Sequential injury of the rabbit abdominal aorta induces intramural coagulation and luminal narrowing independent of intimal mass: extrinsic pathway inhibition eliminates luminal narrowing.

We hypothesized that activation of the coagulation cascade is involved in arterial remodeling in response to sequential injury. An active site-inhibited recombinant human factor VIIa (FVIIai) was used to inhibit tissue factor, the primary cofactor in the extrinsic pathway of coagulation, in a sequential balloon injury model of the rabbit abdominal aorta. Single balloon injury produced limited intimal thickening at 3 weeks (intimal area, 0.40+/-0.05 mm2) and no loss in luminal area (12.2+/-0.9 mm2 before injury and 12.1+/-0.9 mm2 at 6 weeks after injury). Sequential balloon injury, 3 weeks after the first balloon denudation, produced a progressive loss of lumen, with 22% and 47% loss of luminal area, respectively, at 3 and 6 weeks. Luminal loss could not be accounted for by intimal growth (at 3 weeks after sequential injury, the intimal area was 0.47+/-0.08 mm2, <4% of the initial luminal area).
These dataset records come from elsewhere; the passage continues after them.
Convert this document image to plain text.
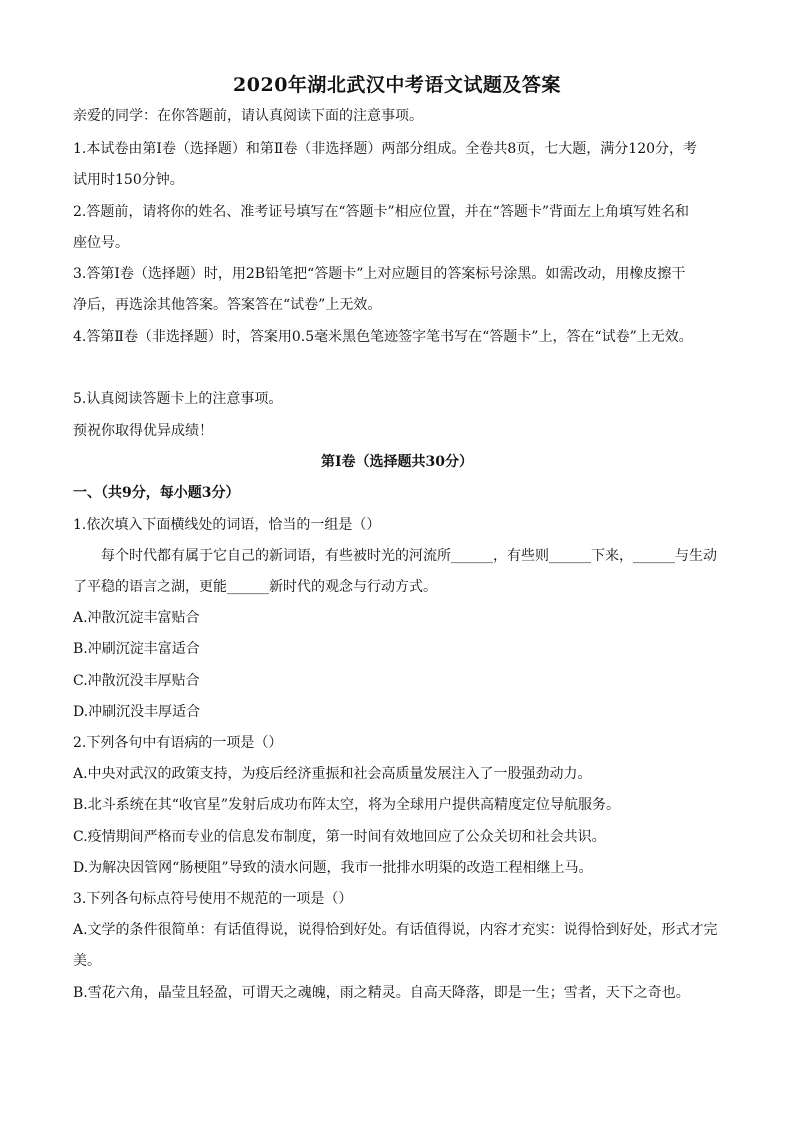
2020年湖北武汉中考语文试题及答案
亲爱的同学：在你答题前，请认真阅读下面的注意事项。
1.本试卷由第Ⅰ卷（选择题）和第Ⅱ卷（非选择题）两部分组成。全卷共8页，七大题，满分120分，考
试用时150分钟。
2.答题前，请将你的姓名、准考证号填写在“答题卡”相应位置，并在“答题卡”背面左上角填写姓名和
座位号。
3.答第Ⅰ卷（选择题）时，用2B铅笔把“答题卡”上对应题目的答案标号涂黑。如需改动，用橡皮擦干
净后，再选涂其他答案。答案答在“试卷”上无效。
4.答第Ⅱ卷（非选择题）时，答案用0.5毫米黑色笔迹签字笔书写在“答题卡”上，答在“试卷”上无效。
5.认真阅读答题卡上的注意事项。
预祝你取得优异成绩！
第Ⅰ卷（选择题共30分）
一、（共9分，每小题3分）
1.依次填入下面横线处的词语，恰当的一组是（）
每个时代都有属于它自己的新词语，有些被时光的河流所______，有些则______下来，______与生动
了平稳的语言之湖，更能______新时代的观念与行动方式。
A.冲散沉淀丰富贴合
B.冲刷沉淀丰富适合
C.冲散沉没丰厚贴合
D.冲刷沉没丰厚适合
2.下列各句中有语病的一项是（）
A.中央对武汉的政策支持，为疫后经济重振和社会高质量发展注入了一股强劲动力。
B.北斗系统在其“收官星”发射后成功布阵太空，将为全球用户提供高精度定位导航服务。
C.疫情期间严格而专业的信息发布制度，第一时间有效地回应了公众关切和社会共识。
D.为解决因管网“肠梗阻”导致的渍水问题，我市一批排水明渠的改造工程相继上马。
3.下列各句标点符号使用不规范的一项是（）
A.文学的条件很简单：有话值得说，说得恰到好处。有话值得说，内容才充实：说得恰到好处，形式才完
美。
B.雪花六角，晶莹且轻盈，可谓天之魂魄，雨之精灵。自高天降落，即是一生；雪者，天下之奇也。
Sequential injury acutely produced extensive mural and intramural fibrin deposition. Treatment with FVIIai inhibited both the fibrin deposition and the chronic loss of lumen. At 3 weeks after sequential injury, luminal cross-sectional areas were 9.8+/-0.6 mm2 for control rabbits and 14.3+/-1.4 mm2 for FVIIai-treated rabbits. Neither neointimal area nor cell proliferation was reduced by FVIIai treatment. The intimal cell proliferation index 3 days after injury was 7.6+/-1.1% in control rabbits versus 5.8+/-1.1% in treated rabbits (P>0.05). These results indicate that tissue factor is an important mediator of coagulation in repeat injury and implicate the extrinsic coagulation cascade in a blood vessel remodeling response that is independent of neointimal growth but leads to extensive loss of lumen.